The university's research states: “Glaciers in most areas of the world are losing mass as global temperatures rise in response to increased greenhouse gas concentrations in the atmosphere. But with the aid of satellite and other remote-sensing data, an increasingly clear picture of glacier mass loss around the world has been appearing. Glacier mass loss is a global phenomenon, and the rates in the early 21st century are unprecedented for the observed period.”
Glaciers are important. They impact weather patterns. They shape what lives, where it lives and what sort of land it lives on. How often have you visited a national park or even a now-populous city and heard about how the landscape was shaped by glaciers millions of years ago? Their decline is a warning.
A glacier can only die after a period of terminal decline lasting around a decade. Every year in winter, snow usually falls on a glacier, topping it up. In Iceland, glaciers make up 10% of the landscape (it's in the name, really) - and they feature heavily in literature, schooling, and local legends, myths and nursery rhymes.
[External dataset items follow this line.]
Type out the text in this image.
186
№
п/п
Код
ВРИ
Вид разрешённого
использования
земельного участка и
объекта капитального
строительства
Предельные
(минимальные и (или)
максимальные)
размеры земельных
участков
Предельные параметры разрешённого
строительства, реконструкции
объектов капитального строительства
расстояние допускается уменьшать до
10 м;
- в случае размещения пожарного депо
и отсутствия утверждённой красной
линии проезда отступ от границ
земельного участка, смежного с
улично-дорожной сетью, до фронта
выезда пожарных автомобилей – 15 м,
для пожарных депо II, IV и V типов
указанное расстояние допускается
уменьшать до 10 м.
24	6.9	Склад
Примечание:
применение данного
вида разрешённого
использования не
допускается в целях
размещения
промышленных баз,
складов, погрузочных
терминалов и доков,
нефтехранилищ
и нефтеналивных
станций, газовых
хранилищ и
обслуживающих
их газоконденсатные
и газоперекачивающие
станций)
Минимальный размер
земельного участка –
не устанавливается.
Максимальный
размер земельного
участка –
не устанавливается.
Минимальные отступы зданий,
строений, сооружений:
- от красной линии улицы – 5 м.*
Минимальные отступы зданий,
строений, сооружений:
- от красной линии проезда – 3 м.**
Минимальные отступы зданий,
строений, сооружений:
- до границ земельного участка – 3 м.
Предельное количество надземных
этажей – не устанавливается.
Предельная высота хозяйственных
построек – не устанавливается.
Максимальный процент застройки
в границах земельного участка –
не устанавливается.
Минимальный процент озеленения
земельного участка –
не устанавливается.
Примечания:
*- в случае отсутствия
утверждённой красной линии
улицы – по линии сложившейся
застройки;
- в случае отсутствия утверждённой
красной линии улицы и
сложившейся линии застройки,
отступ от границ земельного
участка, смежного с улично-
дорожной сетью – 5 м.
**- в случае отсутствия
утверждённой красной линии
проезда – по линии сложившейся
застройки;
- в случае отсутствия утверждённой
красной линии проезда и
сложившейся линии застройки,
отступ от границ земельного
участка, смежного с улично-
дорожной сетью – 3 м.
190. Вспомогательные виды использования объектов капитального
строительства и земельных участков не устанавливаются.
The Okjökull had been declining for years before it disappeared. At its largest, near the end of the 19th century, it was sixteen square kilometres. By 1978, it was three square kilometres, and in 2014, Iceland’s leading geologist Oddue Sigurðsson visited, found only slush, and declared that the glacier was dead.
“It’s a very small glacier,” glaciologist Ruth Mottram, whose work primarily centres on the Greenland ice sheet, told the BBC, on the impact of Ok’s loss. “These small glaciers can be quite responsive to climate change and to changes in the local conditions and they can disappear quite rapidly. So in that sense, it’s sort of a warning that this is coming for us.”
At the time that Okjökull was pronounced dead, anthropologists Cymene Howe and Dominic Boyer, of Rice University, were conducting field work on the social impacts of the climate crisis in Iceland. They made a documentary about the death of Ok glacier - aptly called “Not Ok” - and after it premiered in 2018, they came up with the idea of the memorial plaque. They asked Andri Magnason to write the plaque, and on Monday 19 August, 2019, around 100 people climbed the two hours, to the top of the shield volcano ‘Ok’, to where there was once a glacier.
“On top of the mountain instead of the glacier is a lake now,” Andri Snær Magnason told the BBC. “It was never meant to be a lake [...] but now this lake is like a blue eye, looking into the sky from this mountain top.”
The ceremony was was lead by researchers from Rice University, as well as Magnason, and the geologist Oddue Sigurðsson. Amongst the attendees were also Katrín Jakobsdóttir, the Prime Minister of Iceland; Guðmundur Ingi Guðbrandsson, the Environment Minister; and Mary Robinson, the former President of Ireland and U.N. High Commissioner for Human Rights.
Memorials are not for the dead. They are for the living. We want to underscore that it is up to us, the living, to respond to the rapid loss of glacier and the ongoing impacts of climate change.
“The climate crisis is already here,” Katrín Jakobsdóttir told the crowd. “The time has come not for words, not necessarily for declarations, but for action.”
“It was strange to imagine that where you were standing, there used to be fifty metres of snow," said Magnason. "It’s a beautiful mountain still - but we can’t fall for the illusion of the beauty. This is something that you shouldn’t be seeing."
The plaque, and lake, stand as a monument to climate change, and a warning of what we can and will lose on a grander scale if we continue to pollute our world.
“Memorials are not for the dead,” said Cymene Howe, of Rice University. “They are for the living. We want to underscore that it is up to us, the living, to respond to the rapid loss of glacier and the ongoing impacts of climate change. For Ok glacier it is already too late.”